Last week, U.S. District Judge Stephen Larson issued what may be the first legal opinion ever to interest America's 8-year-old girls. He ordered a halt to all sales of Bratz dolls.
Come February, the popular toys will be pulled off store shelves, effectively killing the Bratz franchise. It's one of the most far-reaching intellectual-property decisions since Polaroid's 1985 victory over Eastman-Kodak, which forced Kodak out of the instant-camera business for good.
But let's start at the beginning — with Barbie.
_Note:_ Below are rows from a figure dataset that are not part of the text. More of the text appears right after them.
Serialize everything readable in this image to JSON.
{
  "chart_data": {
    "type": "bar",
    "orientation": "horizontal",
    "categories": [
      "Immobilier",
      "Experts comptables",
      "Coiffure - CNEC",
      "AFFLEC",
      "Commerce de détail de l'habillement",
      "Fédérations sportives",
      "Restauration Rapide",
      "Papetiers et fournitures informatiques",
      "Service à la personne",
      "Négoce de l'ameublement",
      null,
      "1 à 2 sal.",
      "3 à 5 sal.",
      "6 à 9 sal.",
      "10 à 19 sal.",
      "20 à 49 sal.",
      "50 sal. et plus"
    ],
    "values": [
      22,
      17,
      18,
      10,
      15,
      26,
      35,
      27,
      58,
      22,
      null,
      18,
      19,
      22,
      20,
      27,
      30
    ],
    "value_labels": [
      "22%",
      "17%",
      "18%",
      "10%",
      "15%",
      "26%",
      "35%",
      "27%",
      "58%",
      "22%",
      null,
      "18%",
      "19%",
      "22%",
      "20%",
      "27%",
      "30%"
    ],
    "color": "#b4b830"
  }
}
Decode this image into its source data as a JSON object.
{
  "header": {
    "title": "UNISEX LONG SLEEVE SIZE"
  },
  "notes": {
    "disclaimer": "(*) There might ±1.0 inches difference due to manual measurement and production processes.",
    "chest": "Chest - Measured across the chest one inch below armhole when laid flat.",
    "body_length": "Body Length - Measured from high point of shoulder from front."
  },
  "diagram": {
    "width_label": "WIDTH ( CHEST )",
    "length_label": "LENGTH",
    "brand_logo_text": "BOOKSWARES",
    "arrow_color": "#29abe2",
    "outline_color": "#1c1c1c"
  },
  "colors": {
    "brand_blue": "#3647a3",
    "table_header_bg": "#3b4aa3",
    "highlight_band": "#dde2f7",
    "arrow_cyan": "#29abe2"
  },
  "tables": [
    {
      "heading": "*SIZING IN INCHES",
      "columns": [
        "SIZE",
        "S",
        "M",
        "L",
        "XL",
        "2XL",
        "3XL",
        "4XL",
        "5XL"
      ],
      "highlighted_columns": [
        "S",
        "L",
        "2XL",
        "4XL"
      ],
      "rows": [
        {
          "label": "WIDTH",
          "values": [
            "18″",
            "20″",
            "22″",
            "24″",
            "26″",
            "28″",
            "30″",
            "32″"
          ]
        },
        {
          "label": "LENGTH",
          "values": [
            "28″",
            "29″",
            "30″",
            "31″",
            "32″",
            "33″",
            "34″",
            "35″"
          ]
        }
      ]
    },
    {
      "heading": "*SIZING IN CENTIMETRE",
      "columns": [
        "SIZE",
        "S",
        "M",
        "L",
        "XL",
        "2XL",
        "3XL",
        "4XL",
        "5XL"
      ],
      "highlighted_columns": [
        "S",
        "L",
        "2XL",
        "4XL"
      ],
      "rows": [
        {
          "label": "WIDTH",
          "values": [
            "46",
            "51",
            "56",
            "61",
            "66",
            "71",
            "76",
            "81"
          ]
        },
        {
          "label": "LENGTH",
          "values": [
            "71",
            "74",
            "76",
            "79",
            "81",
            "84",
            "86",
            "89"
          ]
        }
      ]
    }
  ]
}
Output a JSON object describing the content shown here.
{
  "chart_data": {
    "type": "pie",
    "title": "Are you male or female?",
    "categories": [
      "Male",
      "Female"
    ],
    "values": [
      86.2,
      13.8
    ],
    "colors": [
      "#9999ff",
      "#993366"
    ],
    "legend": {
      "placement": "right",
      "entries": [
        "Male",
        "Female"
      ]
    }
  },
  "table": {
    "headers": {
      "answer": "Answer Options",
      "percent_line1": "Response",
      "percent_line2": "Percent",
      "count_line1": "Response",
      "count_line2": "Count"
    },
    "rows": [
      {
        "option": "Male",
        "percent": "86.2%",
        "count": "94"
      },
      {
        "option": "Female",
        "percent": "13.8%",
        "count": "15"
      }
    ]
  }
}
America's favorite fashion doll was born in 1959 and has been a mainstay for toy giant Mattel for half a century, despite many competitors.
In 2001, a company called MGA Entertainment launched a line of dolls called Bratz. They were sexed-up little numbers. Marketed to preteen girls, they often sported bare midriffs or fishnet stockings. In 2007, the American Psychological Association worried that Bratz were highly "sexualized."
In spite of this — or perhaps because of it — Bratz became big sellers. The fashion-doll market is roughly $2 billion a year, of which Barbie claims the lion's share. But Bratz made quick inroads.
By 2005, sales of Bratz dolls had reached $750 million. With the success of the toys came a host of ancillary products: lunch boxes, greeting cards, music albums, a TV series, a movie. Meanwhile, sales of Barbie plummeted as Bratz gobbled up market share.
But Barbie and Mattel had an ace in the hole: Bratz dolls were created by a man named Carter Bryant, who had previously worked for Mattel.
In 2004, Mattel filed suit against MGA, alleging that Bryant had created Bratz while he was still under contract with Mattel. Because of this, Mattel contended that it was the rightful owner of the entire Bratz empire. It sought $2 billion in damages.
After four years of wrangling and more than $110 million in legal fees, the case finally went to trial this year. The jury found mostly for Mattel, awarding the company $100 million (only a fraction of what it sought). But the jury was not clear on whether all the Bratz dolls — there are about 40 of them now — constituted copyright infringements, or just the original four models.
So it fell to Judge Larson to examine the dolls, case by case. (Larson, who presides in Riverside, Calif., has become something of a specialist on intellectual property and fictional characters. This year, he wrote a decision restoring the property rights to Superman to the heirs of co-creator Jerry Siegel.)
At the conclusion of his survey, Larson decided that all of the Bratz dolls were derivative of the work Bryant had done while under contract with Mattel. He issued an order declaring that, as of Feb. 11, all Bratz dolls must be removed from store shelves; the remaining supply of the dolls must be turned over to Mattel; and MGA must destroy the plates, molds and matrices used to manufacture the dolls.
And just like that, Barbie's primary competitor will vanish.
It may not come to that, of course. MGA is appealing Larson's decision, and it's possible that the two companies could come to an arrangement.
MGA could be allowed to continue making Bratz dolls, as long as it pays royalties to Mattel. Or Mattel could relaunch Bratz under its own aegis.
For now, though, Larson's destruction of Bratz stands as a twofold public good. First, the aggressive defense of intellectual property is one of the cornerstones of innovation. And second, the tarted-up Bratz really do look like streetwalkers.
It couldn't have happened to a nicer doll.